Akhir Nasib Delik Korupsi dalam RKUHP
Problematika RKUHP:

Akhir Nasib Delik Korupsi dalam RKUHP

Perdebatan panjang mengenai keberadaan delik korupsi dalam KUHP segera berakhir. Beberapa catatan kritis pun masih dibahas. Akankah KPK di ujung tanduk?

Novrieza Rahmi
Bacaan 2 Menit

 

Kemudian, pemerintah dan DPR semakin intens membahas RKUHP. KPK juga berjibaku melakukan penolakan. KPK kekeuh meminta agar delik-delik korupsi tetap berada di luar KUHP. Akan tetapi, sampai dengan pembahasan oleh Panitia Kerja (Panja) DPR pada 2017, delik-delik khusus, seperti korupsi tidak juga dikeluarkan dari RKUHP.

 

Setidaknya, terdapat 19 pasal tindak pidana korupsi yang dibahas pemerintah bersama DPR. Sebagian besar pasal mengadopsi ketentuan UU No.31 Tahun 1999 tentang Pemberantasan Tindak Pidana Korupsi sebagaimana diubah dengan UU No.20 Tahun 2001 (UU Tipikor). Sebagian lagi merupakan norma baru dan integrasi dari tindak pidana jabatan.

 

Dari hasil pembahasan, beberapa pasal telah disetujui Panja. Ada pula yang diberikan catatan oleh Panja untuk dibahas dalam tim perumus (Timus) dan tim sinkronisasi (Timsin). Kepala BPHN Prof Enny Nurbaningsih mengatakan, saat ini, proses pembahasan masih di Timus dan Timsin. Apabila masih ada pasal yang bermasalah, akan dibawa ke tingkat rapat kerja (Raker).

 

"Memang (pembahasan RKUHP) diharapkan selesainya bulan Desember karena kami berharap Indonesia paling tidak setelah 72 tahun merdeka mempunyai satu UU karya bangsa sendiri. Bukan lagi peninggalan kolonial Belanda, warisan dari Perancis, itu kode penal Perancis," katanya kepada hukumonline saat ditemui di kantornya, Rabu (13/12).

 

Enny menjelaskan, pemerintah sangat berhati-hati merumuskan RKUHP. Jangan sampai pasal-pasal tersebut diuji materi dan dibatalkan Mahkamah Konstitusi (MK) di kemudian hari.

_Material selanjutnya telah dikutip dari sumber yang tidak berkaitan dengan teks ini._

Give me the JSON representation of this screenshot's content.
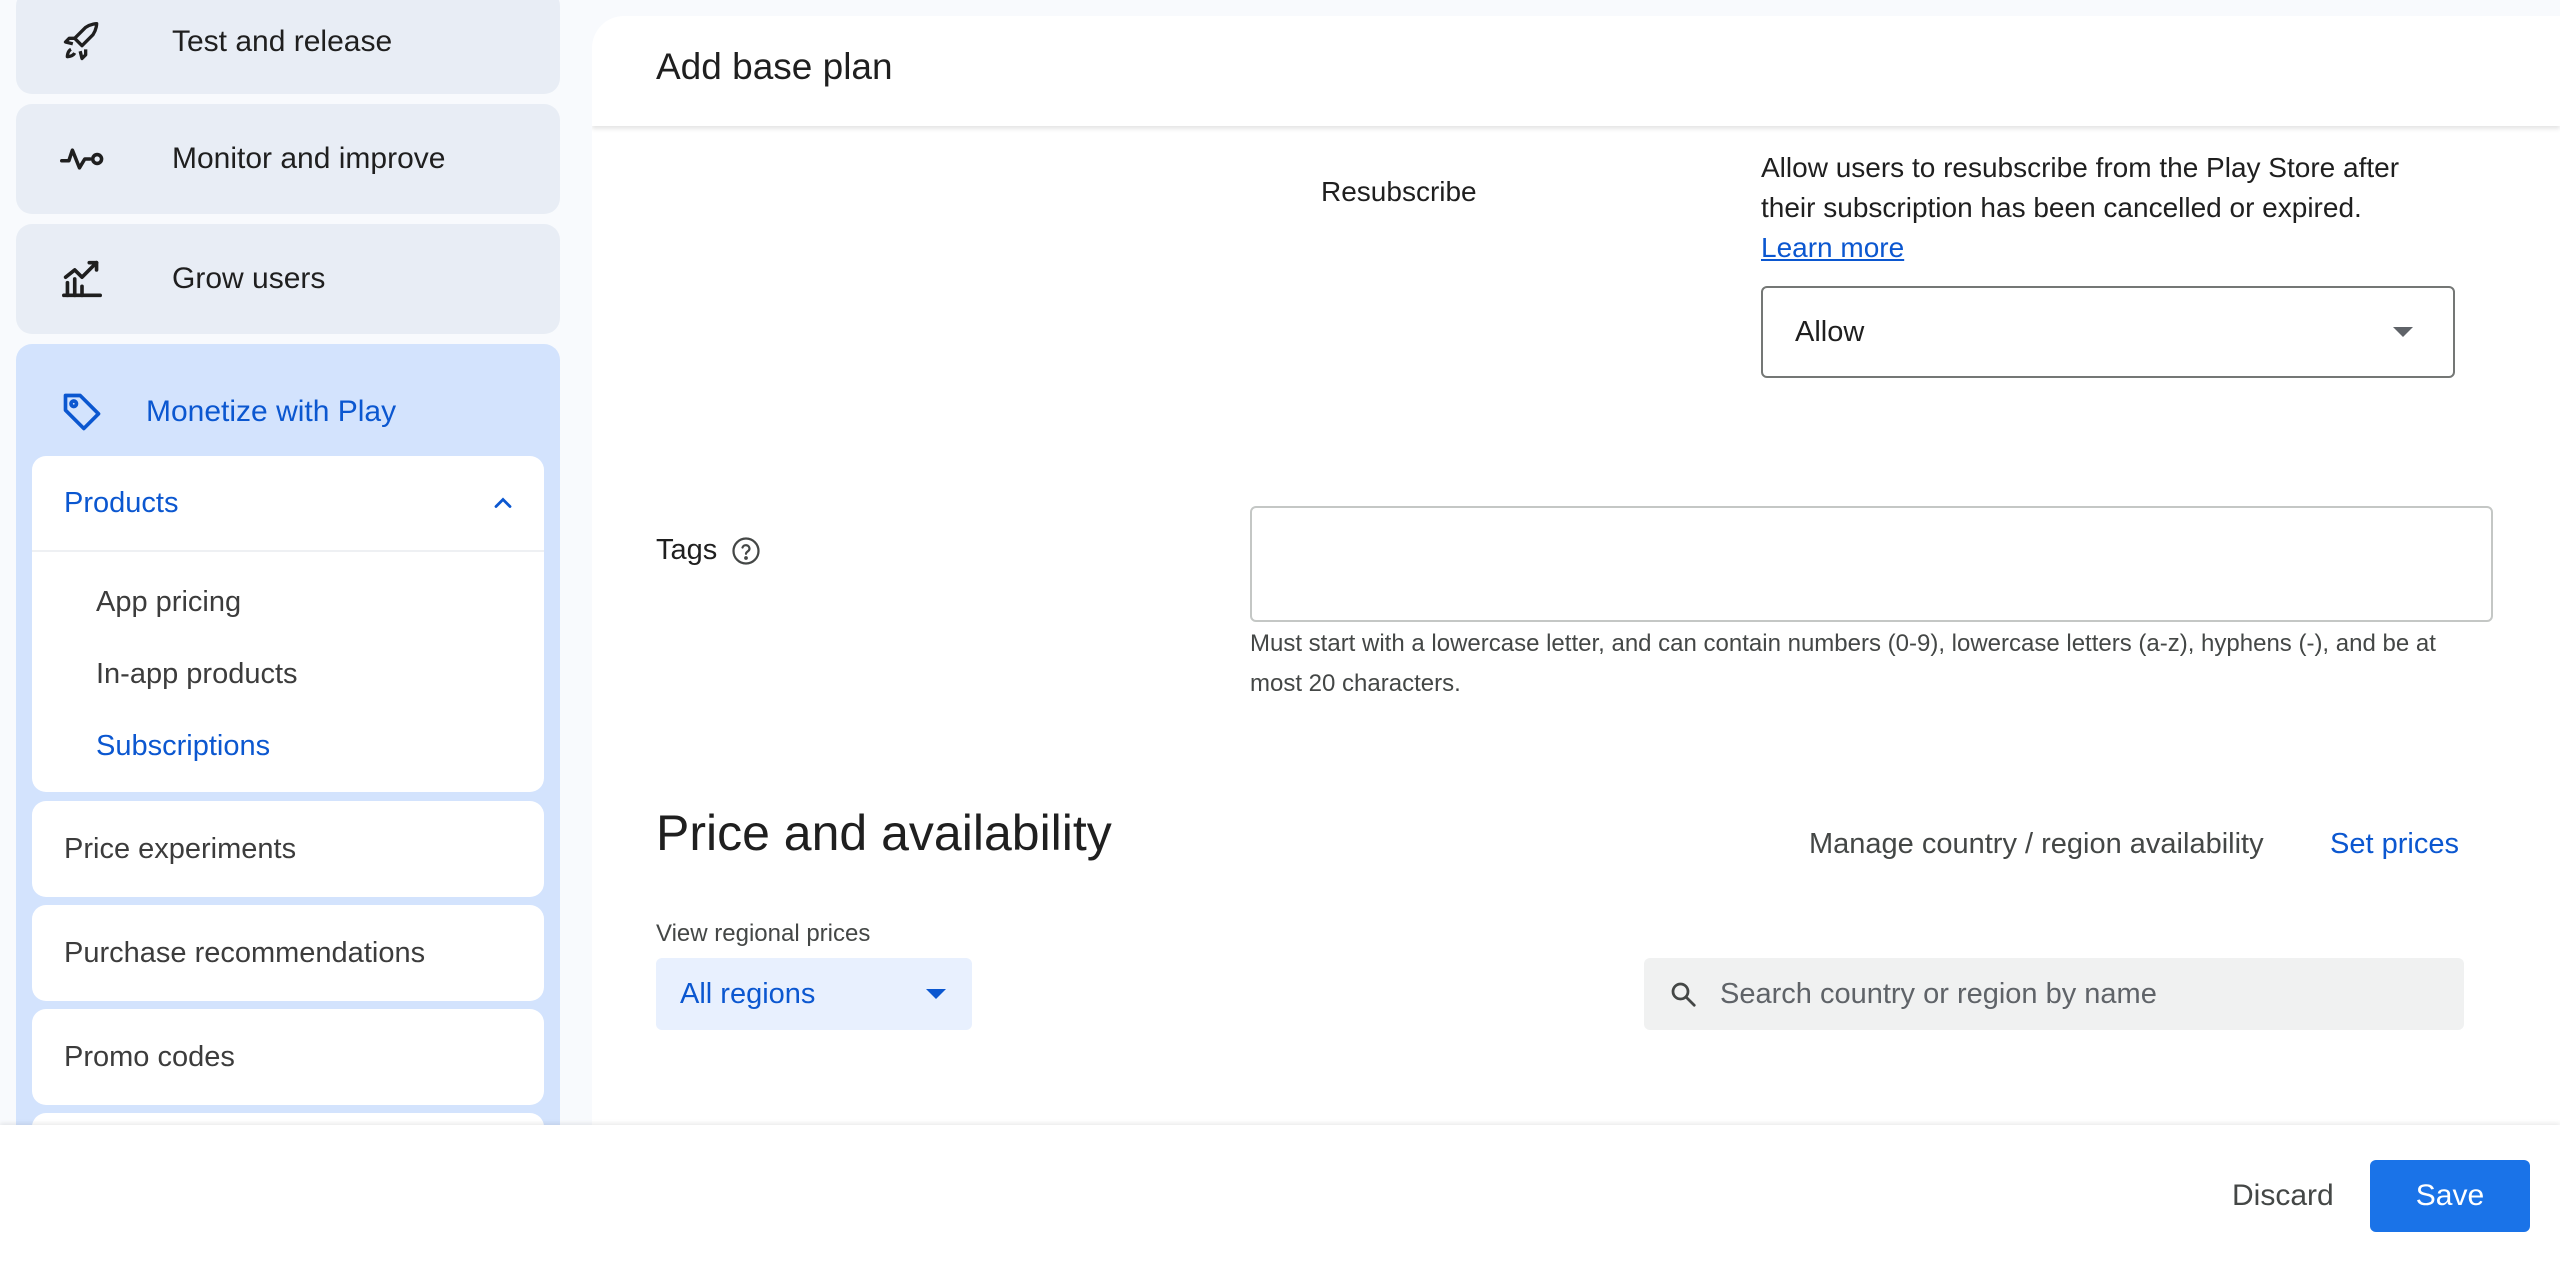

Oleh karena itu, pemerintah sangat mencermati masukan dari sekian banyak stakeholder, termasuk aparat penegak hukum. Sebab, penegak hukumlah yang akan menerapkan di lapangan.

 

Salah satu penegak hukum yang pernah diundang dan dimintakan masukan dalam pembahasan RKUHP adalah KPK. Bahkan, pada 2015, Direktur Jenderal Perundang-undangan Kementerian Hukum dan HAM Widodo Ekatjahjana sempat mendatangi KPK untuk berdiskusi langsung dengan Pelaksana Tugas (Plt) pimpinan KPK, Indriyanto Seno Adji.

 

Dalam perkembangan pembahasan RKUHP, KPK kembali diundang untuk memberikan masukan. KPK bersama Kepala Badan Narkotika Nasional (BNN) Budi Waseso dan Menteri Hukum dan HAM Yasonna Laoly sempat hadir dalam rapat kerja pembahasan RKUHP dengan Komisi III DPR pada Mei 2017. Sikap KPK sama seperti BNN, tetap menolak.